What is New on the Commercial Docket?

Kegler Brown Litigation Newsletter

The Franklin County Commercial Docket has been in operation since January of this year (see the October 2008 issue of The Advocate for more information.) The following is a summary of the cases recently decided by the Court:

Buckingham, Doolittle & Burroughs, LLP, et al. v. Bonasera, et al. (May 4, 2009), Case No. 09CVH-01-553 (By Judge Frye). A law firm brought this action against former employees and shareholders in its Columbus office who left and joined another law firm. The former employees and shareholders filed a third-party complaint against the managers of BDB. The managers moved the Court to dismiss the third-party complaint on three grounds: (1) the former employees and shareholders failed to state a prayer for relief; (2) the claims involved against the managers were independent claims and were not permitted to be asserted in a third-party complaint; and (3) the fraud claim was not stated with particularity as required by the Civil Rules of Procedure. The Court denied the motion based on the first two arguments, but granted the motion with respect to the fraud claim. In Ohio, "the circumstances constituting fraud 'shall be stated with particularity.'" The Court found that the claim was deficient as pled, and thereby dismissed it.
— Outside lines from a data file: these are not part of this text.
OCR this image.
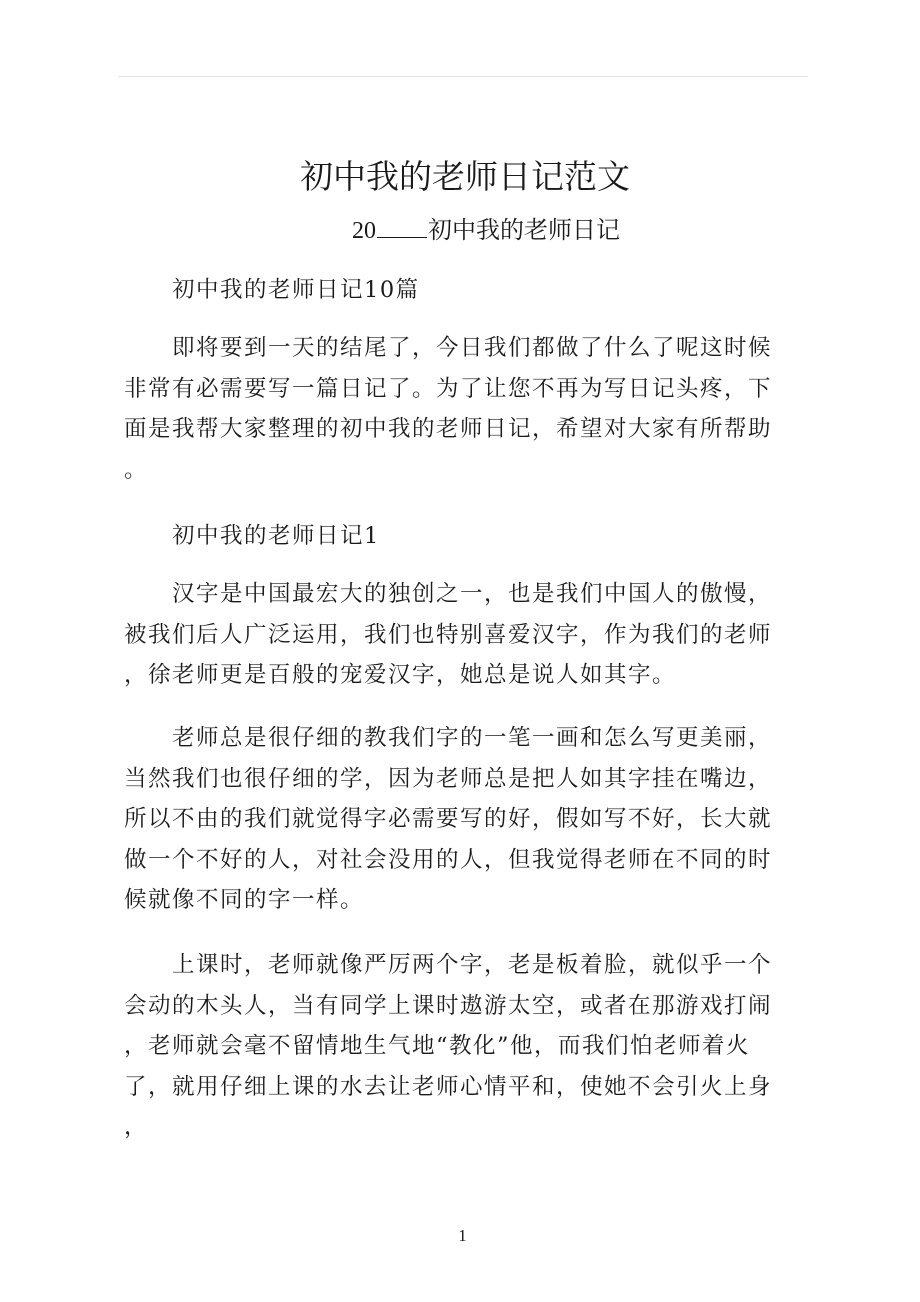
初中我的老师日记范文

20 初中我的老师日记

初中我的老师日记10篇

即将要到一天的结尾了，今日我们都做了什么了呢这时候
非常有必需要写一篇日记了。为了让您不再为写日记头疼，下
面是我帮大家整理的初中我的老师日记，希望对大家有所帮助
。

初中我的老师日记1

汉字是中国最宏大的独创之一，也是我们中国人的傲慢，
被我们后人广泛运用，我们也特别喜爱汉字，作为我们的老师
，徐老师更是百般的宠爱汉字，她总是说人如其字。

老师总是很仔细的教我们字的一笔一画和怎么写更美丽，
当然我们也很仔细的学，因为老师总是把人如其字挂在嘴边，
所以不由的我们就觉得字必需要写的好，假如写不好，长大就
做一个不好的人，对社会没用的人，但我觉得老师在不同的时
候就像不同的字一样。

上课时，老师就像严厉两个字，老是板着脸，就似乎一个
会动的木头人，当有同学上课时遨游太空，或者在那游戏打闹
，老师就会毫不留情地生气地“教化”他，而我们怕老师着火
了，就用仔细上课的水去让老师心情平和，使她不会引火上身
，

1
In re: Dissolution of Walls-Carroll, Inc. (May 21, 2009), Case No. 09CVH-05-6712 (By Judge Frye). Walls-Carroll, Inc. initiated the action to dissolve the corporation. The corporation requested that the Court appoint a receiver to wind up its corporate affairs. The Court noted that the law disfavored the appointment of a receiver for a failing corporation when the corporation made its own application for the same. The Court expressed a concern that the costs involved with receivership may unnecessarily deplete corporate assets, which could otherwise be used to pay creditors.

Fifth Third Bank, et al. v. Michael Welch (June 12, 2009), Case No. 09CVH-05-7343 (By Judge Frye). Fifth Third sought to enforce post-employment contractual restrictions upon Welch, a financial advisor. Welch was a dual agent for Fifth Third Bank and Fifth Third Securities (FTS), which was also a party to this action. Welch resigned from the bank and FTS and began employment with Wachovia Securities, which is now known as Wells Fargo Advisors. The bank sought a preliminary injunction prohibiting Welch from soliciting business or interfering with bank's relationships with any client. FTS and Welch had an agreement to arbitrate disputes between them, which this Court held was not enforceable as to the bank. However, the Court stayed the case with respect to FTS pending arbitration, and dealt only with the bank's claim for preliminary injunction.

Welch had signed numerous agreements with the bank and FTS containing three types of restrictions: (1) defendant was not to solicit customers of the bank and FTS; (2) he agreed not to use or disclose confidential business information; and (3) he was not to disparage the bank and FTS to customers. Welch called several of his clients prior to his departure from bank and FTS. He also admitted to taking several client lists prior to his resignation, and used one of those lists to contact customers. He left a voicemail at his office number with a message informing the caller that he could be contacted on his mobile phone.

The Court recognized that Welch violated at least some of the restrictive covenants at issue, but the Court was not convinced that Fifth Third Bank would suffer irreparable harm as a result of Welch's violation of those covenants. However, the Court held that the bank demonstrated by clear and convincing evidence that the defendant gained an unfair advantage by using its customer lists and other business records, and therefore the bank was entitled to some injunctive relief. In light of potential harm to the customers involved and other equitable concerns, the Court determined that a reasonable restriction would be that defendant was not permitted to solicit the bank's customers for 90 days from the date of the TRO. Additionally, the Court ordered the defendant to permanently erase or purge all of the bank's records to which he still had access, and further ordered that Welch could not use any of the bank's records for any commercial purpose whatsoever.

Glic Real Estate Holding, LLC v. 2014 Baltimore-Reynoldsburg Road, LLC., Case No. 09CVH-03-3901 (By Judge Frye). Defendant filed a 60(B) motion for relief of judgment entered pursuant to a cognovit note. The judgment was entered by a Franklin County Common Pleas Court assigned as the "Duty Judge." Defendant argued that as a matter of law, the Court did not have jurisdiction to issue a decision because the case was not on the commercial docket. The Court rejected this argument finding that the Temporary Rules of Superintendence, which establish the commercial docket, have no jurisdictional significance.